267- not clear if they cache full threads or just summaries
268
269### marvin (slackbot)
270from REFERENCE_PROJECTS.md:
271- uses slack's message history API directly
272- no local message storage
273- demonstrates network-first approach works well
274
275## migration path
276
277### option 1: clean break (recommended)
2781. deploy new code without thread_messages usage
2792. keep table for 30 days (historical reference)
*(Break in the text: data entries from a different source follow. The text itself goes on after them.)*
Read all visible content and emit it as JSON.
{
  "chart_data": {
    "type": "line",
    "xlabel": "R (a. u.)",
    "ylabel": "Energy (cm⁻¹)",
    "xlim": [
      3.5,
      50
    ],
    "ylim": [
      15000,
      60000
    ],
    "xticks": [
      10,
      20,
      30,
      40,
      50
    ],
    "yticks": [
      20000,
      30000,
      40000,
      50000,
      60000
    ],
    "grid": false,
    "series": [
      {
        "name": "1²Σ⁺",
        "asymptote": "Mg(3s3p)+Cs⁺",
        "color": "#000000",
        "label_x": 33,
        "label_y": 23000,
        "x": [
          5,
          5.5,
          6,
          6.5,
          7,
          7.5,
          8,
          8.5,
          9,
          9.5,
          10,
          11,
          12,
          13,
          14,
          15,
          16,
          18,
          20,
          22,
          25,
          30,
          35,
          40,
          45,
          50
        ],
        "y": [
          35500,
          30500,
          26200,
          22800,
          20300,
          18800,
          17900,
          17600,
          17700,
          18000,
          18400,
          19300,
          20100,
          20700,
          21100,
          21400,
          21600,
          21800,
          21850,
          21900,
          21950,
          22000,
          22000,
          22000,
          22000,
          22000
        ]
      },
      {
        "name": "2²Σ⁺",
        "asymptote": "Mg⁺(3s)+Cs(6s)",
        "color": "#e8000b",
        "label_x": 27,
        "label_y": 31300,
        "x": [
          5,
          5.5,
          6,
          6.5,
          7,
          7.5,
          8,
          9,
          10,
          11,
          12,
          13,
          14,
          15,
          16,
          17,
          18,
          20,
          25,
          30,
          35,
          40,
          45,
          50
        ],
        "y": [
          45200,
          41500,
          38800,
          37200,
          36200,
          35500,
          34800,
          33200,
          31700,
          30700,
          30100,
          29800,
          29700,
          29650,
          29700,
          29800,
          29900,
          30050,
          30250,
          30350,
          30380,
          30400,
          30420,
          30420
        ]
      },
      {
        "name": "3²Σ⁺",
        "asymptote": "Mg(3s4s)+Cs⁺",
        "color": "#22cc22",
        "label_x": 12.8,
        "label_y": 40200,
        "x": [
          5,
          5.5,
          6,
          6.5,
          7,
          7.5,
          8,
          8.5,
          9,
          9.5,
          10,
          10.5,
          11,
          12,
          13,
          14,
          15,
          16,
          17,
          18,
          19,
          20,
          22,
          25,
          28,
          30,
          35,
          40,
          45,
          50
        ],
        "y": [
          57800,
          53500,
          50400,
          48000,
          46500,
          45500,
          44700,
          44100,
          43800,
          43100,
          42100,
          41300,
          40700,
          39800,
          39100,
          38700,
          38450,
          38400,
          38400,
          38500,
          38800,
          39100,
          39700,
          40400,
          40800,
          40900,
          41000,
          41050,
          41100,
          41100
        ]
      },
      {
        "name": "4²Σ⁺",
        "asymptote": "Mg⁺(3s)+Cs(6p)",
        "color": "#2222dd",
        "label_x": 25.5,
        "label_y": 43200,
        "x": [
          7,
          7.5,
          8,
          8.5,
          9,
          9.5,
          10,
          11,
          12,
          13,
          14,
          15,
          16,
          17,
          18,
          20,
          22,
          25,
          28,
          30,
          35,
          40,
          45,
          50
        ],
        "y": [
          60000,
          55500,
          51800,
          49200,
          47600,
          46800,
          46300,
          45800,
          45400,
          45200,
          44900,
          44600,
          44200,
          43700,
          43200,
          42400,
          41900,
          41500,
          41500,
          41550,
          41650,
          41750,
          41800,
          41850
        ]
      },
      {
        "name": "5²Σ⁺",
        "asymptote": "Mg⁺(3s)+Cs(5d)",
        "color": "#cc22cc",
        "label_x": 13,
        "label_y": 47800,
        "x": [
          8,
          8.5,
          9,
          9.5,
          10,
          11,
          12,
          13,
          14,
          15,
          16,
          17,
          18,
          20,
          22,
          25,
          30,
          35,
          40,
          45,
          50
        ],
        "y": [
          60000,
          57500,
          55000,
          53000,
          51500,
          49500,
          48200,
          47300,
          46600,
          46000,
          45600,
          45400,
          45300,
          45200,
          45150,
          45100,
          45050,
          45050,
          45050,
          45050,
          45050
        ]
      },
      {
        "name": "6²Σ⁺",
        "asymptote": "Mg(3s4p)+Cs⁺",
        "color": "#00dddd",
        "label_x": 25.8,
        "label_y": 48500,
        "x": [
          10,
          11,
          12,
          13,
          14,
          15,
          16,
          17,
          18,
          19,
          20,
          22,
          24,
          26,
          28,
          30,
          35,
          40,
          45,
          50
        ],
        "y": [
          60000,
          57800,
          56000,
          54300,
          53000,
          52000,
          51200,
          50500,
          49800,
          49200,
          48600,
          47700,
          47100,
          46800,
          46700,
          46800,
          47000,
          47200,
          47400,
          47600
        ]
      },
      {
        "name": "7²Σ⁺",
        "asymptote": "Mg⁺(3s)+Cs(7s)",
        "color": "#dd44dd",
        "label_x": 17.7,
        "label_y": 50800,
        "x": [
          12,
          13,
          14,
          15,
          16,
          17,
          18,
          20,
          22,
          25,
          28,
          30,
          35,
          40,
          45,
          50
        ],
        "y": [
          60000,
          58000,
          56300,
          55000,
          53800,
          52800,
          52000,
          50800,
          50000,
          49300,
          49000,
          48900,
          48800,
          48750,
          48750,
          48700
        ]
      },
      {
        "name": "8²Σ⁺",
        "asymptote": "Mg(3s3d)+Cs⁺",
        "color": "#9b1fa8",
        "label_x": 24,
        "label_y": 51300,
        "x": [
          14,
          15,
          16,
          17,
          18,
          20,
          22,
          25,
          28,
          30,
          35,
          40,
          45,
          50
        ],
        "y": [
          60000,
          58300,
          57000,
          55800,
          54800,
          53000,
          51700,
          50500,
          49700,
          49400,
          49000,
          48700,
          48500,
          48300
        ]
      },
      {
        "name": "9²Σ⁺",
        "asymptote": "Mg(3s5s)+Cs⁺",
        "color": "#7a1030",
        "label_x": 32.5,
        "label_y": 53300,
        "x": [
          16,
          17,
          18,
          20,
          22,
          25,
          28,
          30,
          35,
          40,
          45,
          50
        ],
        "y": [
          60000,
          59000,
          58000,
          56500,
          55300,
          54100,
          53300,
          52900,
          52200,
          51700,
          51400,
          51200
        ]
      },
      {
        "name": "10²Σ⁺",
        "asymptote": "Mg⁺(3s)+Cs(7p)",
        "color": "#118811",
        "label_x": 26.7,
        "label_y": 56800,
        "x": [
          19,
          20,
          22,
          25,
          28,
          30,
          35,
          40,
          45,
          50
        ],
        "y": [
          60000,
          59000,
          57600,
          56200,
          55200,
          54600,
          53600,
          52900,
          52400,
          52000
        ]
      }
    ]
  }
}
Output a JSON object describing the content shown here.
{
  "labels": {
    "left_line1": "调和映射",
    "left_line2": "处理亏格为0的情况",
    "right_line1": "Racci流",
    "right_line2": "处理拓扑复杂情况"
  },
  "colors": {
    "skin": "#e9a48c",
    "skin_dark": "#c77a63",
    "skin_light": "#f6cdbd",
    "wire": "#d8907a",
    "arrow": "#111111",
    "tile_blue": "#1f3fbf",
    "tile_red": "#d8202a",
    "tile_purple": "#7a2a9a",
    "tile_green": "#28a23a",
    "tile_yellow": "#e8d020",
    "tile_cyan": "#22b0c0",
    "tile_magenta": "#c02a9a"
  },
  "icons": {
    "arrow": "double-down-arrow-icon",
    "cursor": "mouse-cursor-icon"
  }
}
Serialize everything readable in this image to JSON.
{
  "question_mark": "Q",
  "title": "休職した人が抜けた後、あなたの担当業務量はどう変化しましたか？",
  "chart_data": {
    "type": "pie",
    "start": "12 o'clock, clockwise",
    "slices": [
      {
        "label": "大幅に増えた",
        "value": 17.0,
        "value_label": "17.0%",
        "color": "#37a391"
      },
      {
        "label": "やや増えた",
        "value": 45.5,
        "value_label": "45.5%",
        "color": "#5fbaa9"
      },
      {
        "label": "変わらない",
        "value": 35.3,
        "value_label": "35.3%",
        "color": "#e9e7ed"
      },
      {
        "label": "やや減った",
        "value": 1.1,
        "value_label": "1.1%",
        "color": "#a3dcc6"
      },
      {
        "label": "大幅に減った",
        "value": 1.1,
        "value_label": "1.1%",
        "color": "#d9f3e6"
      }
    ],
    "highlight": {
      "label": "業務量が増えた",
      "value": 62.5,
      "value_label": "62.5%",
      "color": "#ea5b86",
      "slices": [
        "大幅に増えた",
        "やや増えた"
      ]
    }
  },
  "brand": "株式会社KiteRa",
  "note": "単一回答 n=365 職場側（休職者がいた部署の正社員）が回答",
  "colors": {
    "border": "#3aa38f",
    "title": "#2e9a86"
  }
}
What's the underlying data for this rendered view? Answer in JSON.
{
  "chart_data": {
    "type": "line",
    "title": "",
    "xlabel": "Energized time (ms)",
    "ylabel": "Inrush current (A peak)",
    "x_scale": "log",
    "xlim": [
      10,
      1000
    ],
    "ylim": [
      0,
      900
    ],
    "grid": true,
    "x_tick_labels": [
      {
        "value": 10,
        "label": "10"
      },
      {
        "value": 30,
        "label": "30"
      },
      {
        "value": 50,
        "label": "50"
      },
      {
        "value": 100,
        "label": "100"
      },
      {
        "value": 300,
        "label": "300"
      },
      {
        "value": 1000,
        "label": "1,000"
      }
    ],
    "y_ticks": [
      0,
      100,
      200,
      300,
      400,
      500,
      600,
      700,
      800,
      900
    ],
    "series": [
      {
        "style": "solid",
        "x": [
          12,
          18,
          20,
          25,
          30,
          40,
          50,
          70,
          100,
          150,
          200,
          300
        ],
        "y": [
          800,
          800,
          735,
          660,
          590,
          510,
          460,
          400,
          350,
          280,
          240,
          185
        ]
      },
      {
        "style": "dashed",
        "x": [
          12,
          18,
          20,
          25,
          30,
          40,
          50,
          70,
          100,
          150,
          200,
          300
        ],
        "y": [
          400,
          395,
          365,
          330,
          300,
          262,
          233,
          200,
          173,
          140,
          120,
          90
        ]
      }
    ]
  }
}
2803. drop table after validation period
281
282### option 2: gradual migration
2831. write to both sqlite and read from network
2842. compare outputs for consistency
2853. stop writing to sqlite
2864. eventually drop table
287
288### option 3: hybrid approach
2891. read from network by default
2902. fall back to sqlite on network failures
2913. eventually remove fallback
292
293**recommendation**: option 1 (clean break)
294- simpler code
295- faster to implement
296- network reliability is high enough
297
298## success metrics
299
300### before refactor
301- thread_messages table exists
302- messages stored on every mention
303- context built from sqlite queries
304
305### after refactor
306- thread_messages table removed
307- zero sqlite writes per mention
308- context built from network fetches
309- same quality responses in evals
310
311## open questions
312
3131. **should we cache at all?**
314 - start without caching
315 - add only if latency becomes measurable problem
316
3172. **what about the discovery feature?**
318 - currently stores full thread when tagged in
319 - can just fetch on-demand instead
320 - no need to persist
321
3223. **do we need conversation summaries?**
323 - not for thread context (fetch from network)
324 - maybe for turbopuffer (semantic memory)
325 - separate concern from this refactor
326
327## conclusion
328
329removing sqlite thread storage:
330- eliminates data duplication
331- simplifies architecture
332- maintains all essential capabilities
333- aligns with atproto's "data on the web" philosophy
334
335turbopuffer stays because it provides semantic memory - a fundamentally different capability than chronological thread reconstruction.
336
337the network is the source of truth. we should read from it.